Tekst: Hans van Loozenoord • Beeld: Lucas Leruissea. Met dank aan Visitwallonia.be, Lejuine Motorspot & BMW Motorrad
Ontelbare Nederlandse motortoeristen zijn in de loop der jaren naar de Ardennen gelokt. Een ieder die lekker een stukje wil sturen, het groene landschap omarmt en het rechthoekige vaderland verruilt voor een bourgondische cultuur, komt in dat middelgebergte volledig aan zijn trekken.
Sommige bofkonten werden in het pré-coronatijdperk wel eens op kosten van de baas een weekje ondergebracht in deze rurale regio. Nuttig voor teambuilding, met collega’s ongemakkelijk raften, of een denktank vormen en vervolgens blij zijn dat de bar weer open is…
De Ardennen werkten al voor de negentiende eeuw als een magneet op rijke Brusselaars en andere types uit het hogere echelon. Men sprak er Frans en de prachtige natuur was het decor voor de geneugten des levens, met culinaire hoogstandjes, de jacht, thermale bronnen en sportieve uitspattingen. Dat laatste gebeurde met het duurst denkbare motorische speelgoed dat vanaf 1900 een explosieve technische ontwikkeling zou doormaken.

Speurtocht in Herstal
Wie afzakt naar het zuiden en ervaart dat de provincie Limburg een beetje onNederlands aanvoelt, moet voor meer ontwenning een paar kilometer doorrijden. Als je de landsgrens aan de zuidkant oversteekt en Luik al bij het eerste bord Liège heet, dan weet je het wel: dit is buitenland.
Stroomopwaarts langs de Maas laten we de mooie routes naar Spa letterlijk links liggen – dat komt op de terugweg wel – en stuiten aan de westzijde op Herstal, dat met een fraaie tuibrug over de Maas en het Albertkanaal met Luik is verbonden.
Deze voorstad is de bakermat van de Belgische motorindustrie die aan het begin van de 20ste eeuw toonaangevend in Europa was met merken als FN, Saroléa en Gillet. Van die fabrikanten resteert alleen de Fabrique Nationale die als wapenfabrikant uit 1889 de core business nooit heeft verlaten en in de loop der tijd Amerikaanse bedrijven als Browning en Winchester heeft ingelijfd.

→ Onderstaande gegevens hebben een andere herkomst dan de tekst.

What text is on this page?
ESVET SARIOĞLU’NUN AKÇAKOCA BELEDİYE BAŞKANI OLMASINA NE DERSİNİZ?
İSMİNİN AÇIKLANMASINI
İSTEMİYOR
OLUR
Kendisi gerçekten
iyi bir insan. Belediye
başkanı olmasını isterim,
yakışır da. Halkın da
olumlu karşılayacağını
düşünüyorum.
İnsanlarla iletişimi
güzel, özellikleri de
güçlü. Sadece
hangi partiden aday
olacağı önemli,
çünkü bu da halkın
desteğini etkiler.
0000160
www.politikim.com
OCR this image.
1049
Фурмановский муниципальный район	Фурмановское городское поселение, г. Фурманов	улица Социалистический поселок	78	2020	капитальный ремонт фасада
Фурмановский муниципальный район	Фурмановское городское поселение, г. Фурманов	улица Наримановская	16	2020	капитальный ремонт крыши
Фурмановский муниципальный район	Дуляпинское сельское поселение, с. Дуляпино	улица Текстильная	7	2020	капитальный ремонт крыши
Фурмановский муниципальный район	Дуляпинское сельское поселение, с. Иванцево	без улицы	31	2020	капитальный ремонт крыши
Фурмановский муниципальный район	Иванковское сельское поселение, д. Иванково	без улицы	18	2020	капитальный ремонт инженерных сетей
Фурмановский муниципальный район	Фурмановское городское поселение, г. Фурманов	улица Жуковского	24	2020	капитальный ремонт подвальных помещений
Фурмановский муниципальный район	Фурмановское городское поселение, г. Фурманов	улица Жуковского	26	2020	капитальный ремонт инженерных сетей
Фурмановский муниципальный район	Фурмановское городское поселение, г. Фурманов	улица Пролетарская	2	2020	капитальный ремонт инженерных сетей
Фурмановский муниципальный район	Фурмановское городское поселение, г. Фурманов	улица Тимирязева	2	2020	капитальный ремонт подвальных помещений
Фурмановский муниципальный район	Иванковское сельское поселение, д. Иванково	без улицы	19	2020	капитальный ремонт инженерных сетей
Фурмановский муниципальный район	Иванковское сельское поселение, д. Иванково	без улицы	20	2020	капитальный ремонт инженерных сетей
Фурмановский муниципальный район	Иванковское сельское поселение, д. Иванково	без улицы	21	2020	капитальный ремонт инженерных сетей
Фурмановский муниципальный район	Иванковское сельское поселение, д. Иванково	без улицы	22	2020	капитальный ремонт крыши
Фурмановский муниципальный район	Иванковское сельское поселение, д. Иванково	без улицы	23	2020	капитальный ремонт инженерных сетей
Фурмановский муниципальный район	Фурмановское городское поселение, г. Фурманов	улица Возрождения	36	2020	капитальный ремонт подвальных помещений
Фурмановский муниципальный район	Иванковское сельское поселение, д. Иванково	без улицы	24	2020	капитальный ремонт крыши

Hoewel niet zo volumineus als vroeger beslaan de fabrieksgebouwen heden ten dage nog een aanzienlijke oppervlakte van Herstal, maar deze vuurgevaarlijke terreinen zijn hermetisch afgesloten. De zoektocht naar een motorische erfenis strandt bij de poort waar ooit duizenden arbeiders langs trokken om elkaar in ploegendiensten af te lossen.
Verderop, bij het centrum, denken we meer succes te hebben, maar afgezien van de naam Motorium Saroléa en een goed geconserveerde toegangspoort, is het voormalige fabriekspand nu een sociale werkplaats met daarin minimale ruimte die, met voornamelijk foto’s, aan de oorsprong is gewijd.
Tenslotte vinden we in het Musée communal de Herstal wél enkele fraaie motorfietsen, maar ze zijn duidelijk bijzaak. Tot een echt Luiks motormuseum is het nooit gekomen. De privécollecties zijn talrijk, maar de meningen verdeeld en een centraal initiatief ontbreekt.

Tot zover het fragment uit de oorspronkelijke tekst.